There is little to indicate that switching to the Partnership for Assessment of Readiness for College and Careers test would improve or even match this record. In English language arts, the so-called Common Core standards on which the tests are based would reduce the amount of classic literature, poetry and drama that Massachusetts students study by about 60 percent.

A distinguished presidential panel found that Algebra I is the key to advanced math study and recommended that students study it in eighth grade, as currently occurs under Massachusetts’ state standards. But Common Core would delay Algebra I until early in 10th grade, preventing students from reaching high levels of math in high school.

Partnership for Assessment of Readiness for College and Careers advocates argue that the tests would better prepare students for college and careers. But Common Core ends with “Algebra II lite,” which is insufficient for students aiming for college majors in science, technology, engineering or math.

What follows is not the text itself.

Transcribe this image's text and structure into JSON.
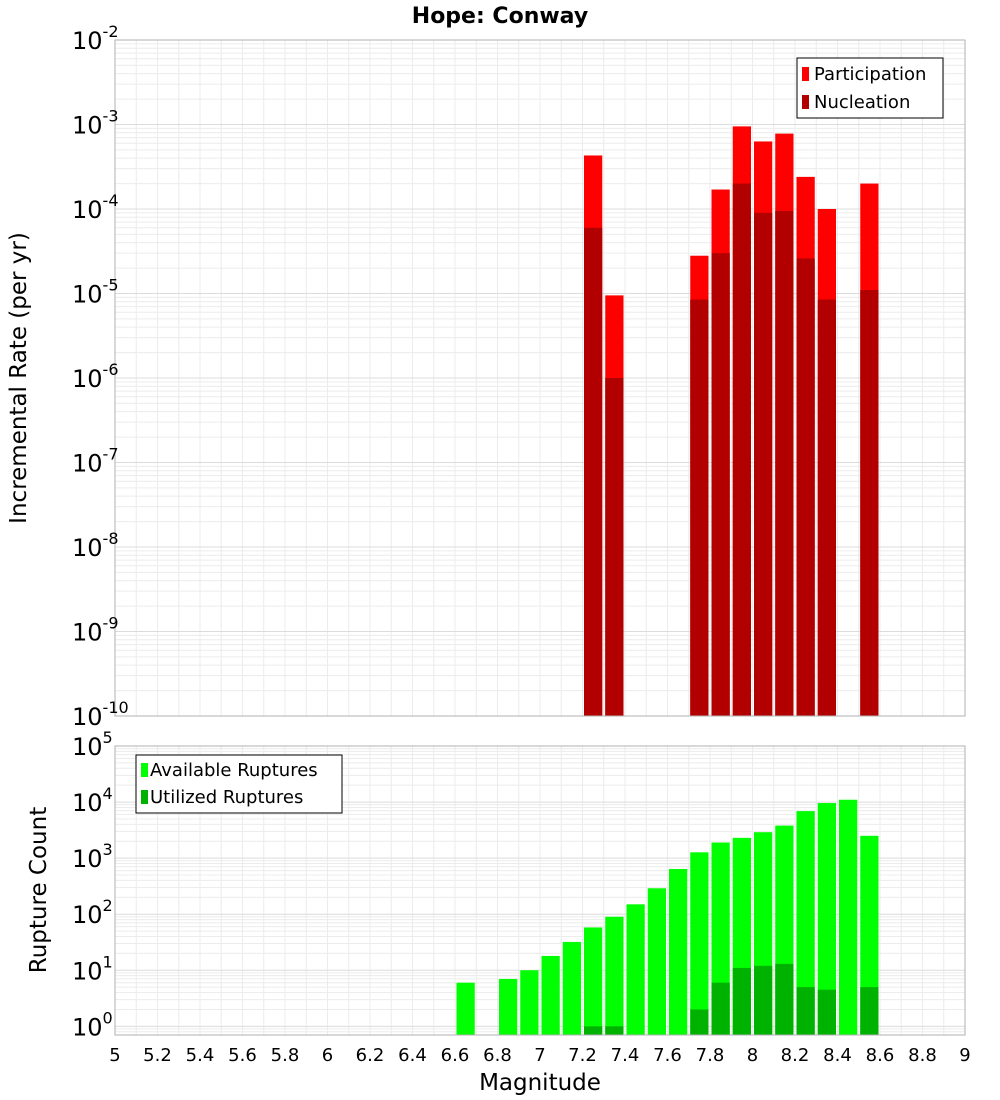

In 2008, the Board of Higher Education’s “Massachusetts School-to-College Report” made clear the very strong correlation between MCAS performance and both college success and the avoidance of remediation in higher education.

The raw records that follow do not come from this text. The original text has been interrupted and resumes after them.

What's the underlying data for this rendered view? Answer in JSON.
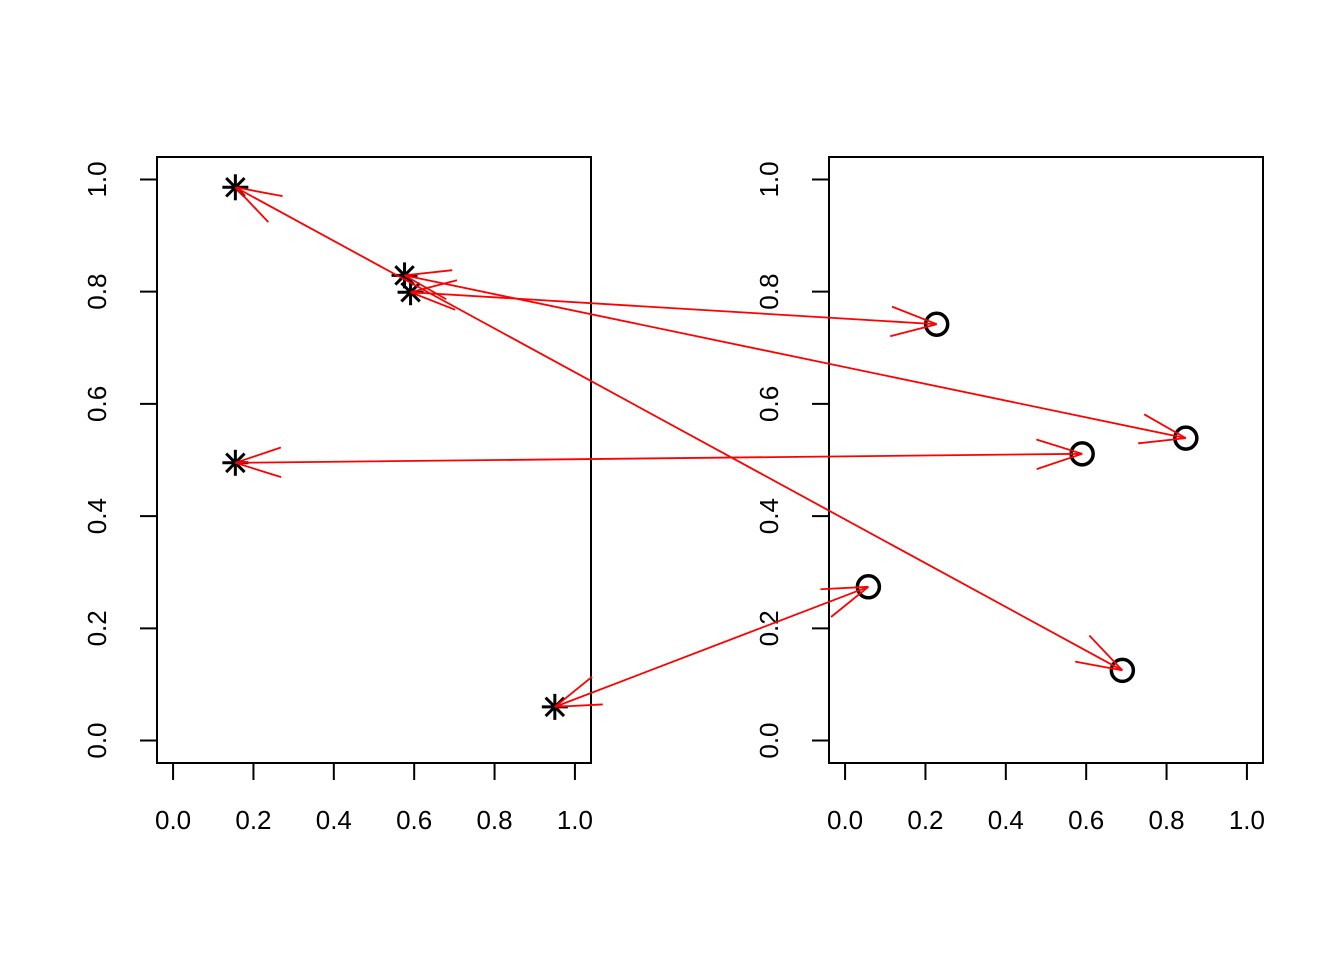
{
  "chart_data": [
    {
      "type": "scatter",
      "marker": "asterisk",
      "color": "#000000",
      "x": [
        0.155,
        0.576,
        0.591,
        0.155,
        0.95
      ],
      "y": [
        0.986,
        0.829,
        0.799,
        0.495,
        0.06
      ],
      "xlim": [
        -0.04,
        1.04
      ],
      "ylim": [
        -0.04,
        1.04
      ],
      "xticks": [
        {
          "value": 0,
          "label": "0.0"
        },
        0.2,
        0.4,
        0.6,
        0.8,
        {
          "value": 1,
          "label": "1.0"
        }
      ],
      "yticks": [
        {
          "value": 0,
          "label": "0.0"
        },
        0.2,
        0.4,
        0.6,
        0.8,
        {
          "value": 1,
          "label": "1.0"
        }
      ]
    },
    {
      "type": "scatter",
      "marker": "circle",
      "color": "#000000",
      "x": [
        0.228,
        0.848,
        0.59,
        0.058,
        0.69
      ],
      "y": [
        0.742,
        0.539,
        0.511,
        0.274,
        0.125
      ],
      "xlim": [
        -0.04,
        1.04
      ],
      "ylim": [
        -0.04,
        1.04
      ],
      "xticks": [
        {
          "value": 0,
          "label": "0.0"
        },
        0.2,
        0.4,
        0.6,
        0.8,
        {
          "value": 1,
          "label": "1.0"
        }
      ],
      "yticks": [
        {
          "value": 0,
          "label": "0.0"
        },
        0.2,
        0.4,
        0.6,
        0.8,
        {
          "value": 1,
          "label": "1.0"
        }
      ]
    }
  ],
  "arrows": {
    "color": "#ff0000",
    "pairs": [
      [
        0,
        4
      ],
      [
        1,
        1
      ],
      [
        2,
        0
      ],
      [
        3,
        2
      ],
      [
        4,
        3
      ]
    ]
  }
}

Common Core would create a “race to the middle.” There is no point in having a national standard unless students in all states can realistically be expected to reach that level. National Assessment of Educational Progress results indicate that there is no way that students in low-performing states like Arkansas and New Mexico could pass a test at the level of their Massachusetts counterparts, which would create downward pressure on Partnership for Assessment of Readiness for College and Careers’ rigor.

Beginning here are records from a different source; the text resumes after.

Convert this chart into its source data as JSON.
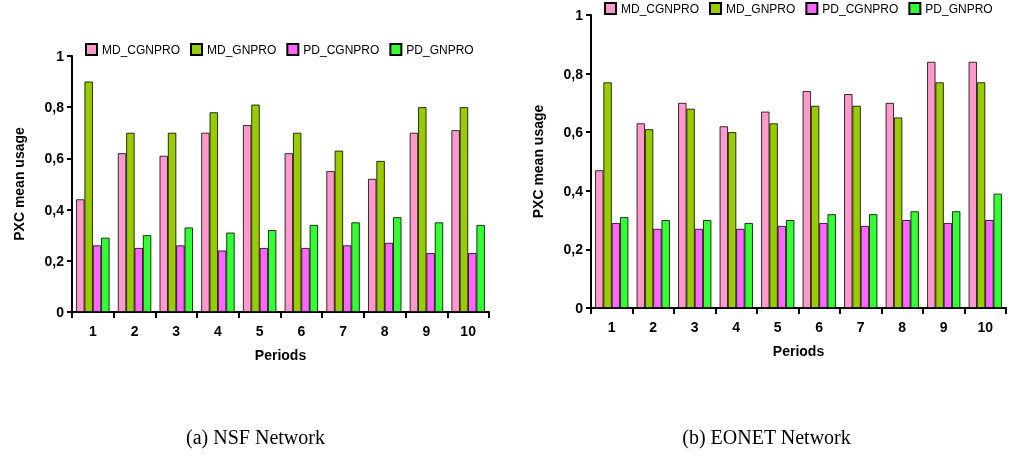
{
  "chart_data": [
    {
      "type": "bar",
      "title": "(a) NSF Network",
      "xlabel": "Periods",
      "ylabel": "PXC mean usage",
      "categories": [
        "1",
        "2",
        "3",
        "4",
        "5",
        "6",
        "7",
        "8",
        "9",
        "10"
      ],
      "series": [
        {
          "name": "MD_CGNPRO",
          "color": "#ff99cc",
          "values": [
            0.44,
            0.62,
            0.61,
            0.7,
            0.73,
            0.62,
            0.55,
            0.52,
            0.7,
            0.71
          ]
        },
        {
          "name": "MD_GNPRO",
          "color": "#99cc00",
          "values": [
            0.9,
            0.7,
            0.7,
            0.78,
            0.81,
            0.7,
            0.63,
            0.59,
            0.8,
            0.8
          ]
        },
        {
          "name": "PD_CGNPRO",
          "color": "#ff66ff",
          "values": [
            0.26,
            0.25,
            0.26,
            0.24,
            0.25,
            0.25,
            0.26,
            0.27,
            0.23,
            0.23
          ]
        },
        {
          "name": "PD_GNPRO",
          "color": "#33ff33",
          "values": [
            0.29,
            0.3,
            0.33,
            0.31,
            0.32,
            0.34,
            0.35,
            0.37,
            0.35,
            0.34
          ]
        }
      ],
      "ylim": [
        0,
        1
      ],
      "yticks": [
        {
          "value": 0,
          "label": "0"
        },
        {
          "value": 0.2,
          "label": "0,2"
        },
        {
          "value": 0.4,
          "label": "0,4"
        },
        {
          "value": 0.6,
          "label": "0,6"
        },
        {
          "value": 0.8,
          "label": "0,8"
        },
        {
          "value": 1,
          "label": "1"
        }
      ],
      "grid": false,
      "legend": "top"
    },
    {
      "type": "bar",
      "title": "(b) EONET Network",
      "xlabel": "Periods",
      "ylabel": "PXC mean usage",
      "categories": [
        "1",
        "2",
        "3",
        "4",
        "5",
        "6",
        "7",
        "8",
        "9",
        "10"
      ],
      "series": [
        {
          "name": "MD_CGNPRO",
          "color": "#ff99cc",
          "values": [
            0.47,
            0.63,
            0.7,
            0.62,
            0.67,
            0.74,
            0.73,
            0.7,
            0.84,
            0.84
          ]
        },
        {
          "name": "MD_GNPRO",
          "color": "#99cc00",
          "values": [
            0.77,
            0.61,
            0.68,
            0.6,
            0.63,
            0.69,
            0.69,
            0.65,
            0.77,
            0.77
          ]
        },
        {
          "name": "PD_CGNPRO",
          "color": "#ff66ff",
          "values": [
            0.29,
            0.27,
            0.27,
            0.27,
            0.28,
            0.29,
            0.28,
            0.3,
            0.29,
            0.3
          ]
        },
        {
          "name": "PD_GNPRO",
          "color": "#33ff33",
          "values": [
            0.31,
            0.3,
            0.3,
            0.29,
            0.3,
            0.32,
            0.32,
            0.33,
            0.33,
            0.39
          ]
        }
      ],
      "ylim": [
        0,
        1
      ],
      "yticks": [
        {
          "value": 0,
          "label": "0"
        },
        {
          "value": 0.2,
          "label": "0,2"
        },
        {
          "value": 0.4,
          "label": "0,4"
        },
        {
          "value": 0.6,
          "label": "0,6"
        },
        {
          "value": 0.8,
          "label": "0,8"
        },
        {
          "value": 1,
          "label": "1"
        }
      ],
      "grid": false,
      "legend": "top"
    }
  ]
}
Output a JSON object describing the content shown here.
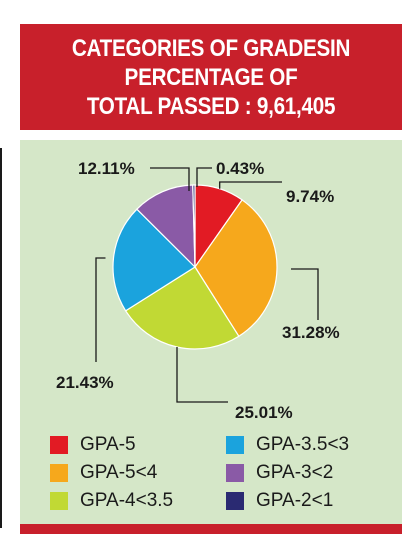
{
  "header": {
    "line1": "CATEGORIES OF GRADESIN",
    "line2": "PERCENTAGE OF",
    "line3": "TOTAL PASSED : 9,61,405"
  },
  "chart_data": {
    "type": "pie",
    "title": "CATEGORIES OF GRADESIN PERCENTAGE OF TOTAL PASSED : 9,61,405",
    "slices": [
      {
        "name": "GPA-5",
        "value": 9.74,
        "label": "9.74%",
        "color": "#e21b24"
      },
      {
        "name": "GPA-5<4",
        "value": 31.28,
        "label": "31.28%",
        "color": "#f6a81c"
      },
      {
        "name": "GPA-4<3.5",
        "value": 25.01,
        "label": "25.01%",
        "color": "#c1d934"
      },
      {
        "name": "GPA-3.5<3",
        "value": 21.43,
        "label": "21.43%",
        "color": "#1ba3dd"
      },
      {
        "name": "GPA-3<2",
        "value": 12.11,
        "label": "12.11%",
        "color": "#8a5aa6"
      },
      {
        "name": "GPA-2<1",
        "value": 0.43,
        "label": "0.43%",
        "color": "#2a2a72"
      }
    ],
    "legend": [
      "GPA-5",
      "GPA-3.5<3",
      "GPA-5<4",
      "GPA-3<2",
      "GPA-4<3.5",
      "GPA-2<1"
    ],
    "legend_position": "bottom"
  }
}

Advocates of Partnership for Assessment of Readiness for College and Careers and Common Core argue that Massachusetts can use the 15 percent of the standards that states can tailor to their own needs to increase the curriculum’s rigor. But the Partnership for Assessment of Readiness for College and Careers test will not include Massachusetts’ 15 percent. What isn’t tested isn’t taught, and while Massachusetts could strengthen the standards slightly, the commonwealth’s students would still be taking the same test as their lower-performing peers.

Student performance in Massachusetts skyrocketed following passage of the landmark 1993 Education Reform Act. At its heart was a grand bargain: a massive infusion of new state money in return for high standards and accountability. Both were necessary to achieve success.

Massachusetts had an honest debate about the funding issue and decided to address it by spending more state dollars in poorer school districts. But many low-performing states spend far less than Massachusetts does on education, and to my knowledge nobody is supporting massive funding increases for education in states like New Mexico and Arkansas.

Instead of hitting the restart button on education reform, Massachusetts should focus on making MCAS even more effective. In the late 1990s, funding for MCAS remediation reached $50 million. Today, that line item has shrunk to $9 million. Providing help to struggling students would further improve college and career readiness and is just the right thing to do.

MCAS has been one of the key reasons for Massachusetts’ historic K-12 public education success over the last two decades. Let’s work to build on MCAS, not replace it with national standards and testing that show little promise of replicating its success.

Tom Birmingham is the Distinguished Senior Fellow in Education at Pioneer Institute and the co-author of the landmark Massachusetts Education Reform Act of 1993.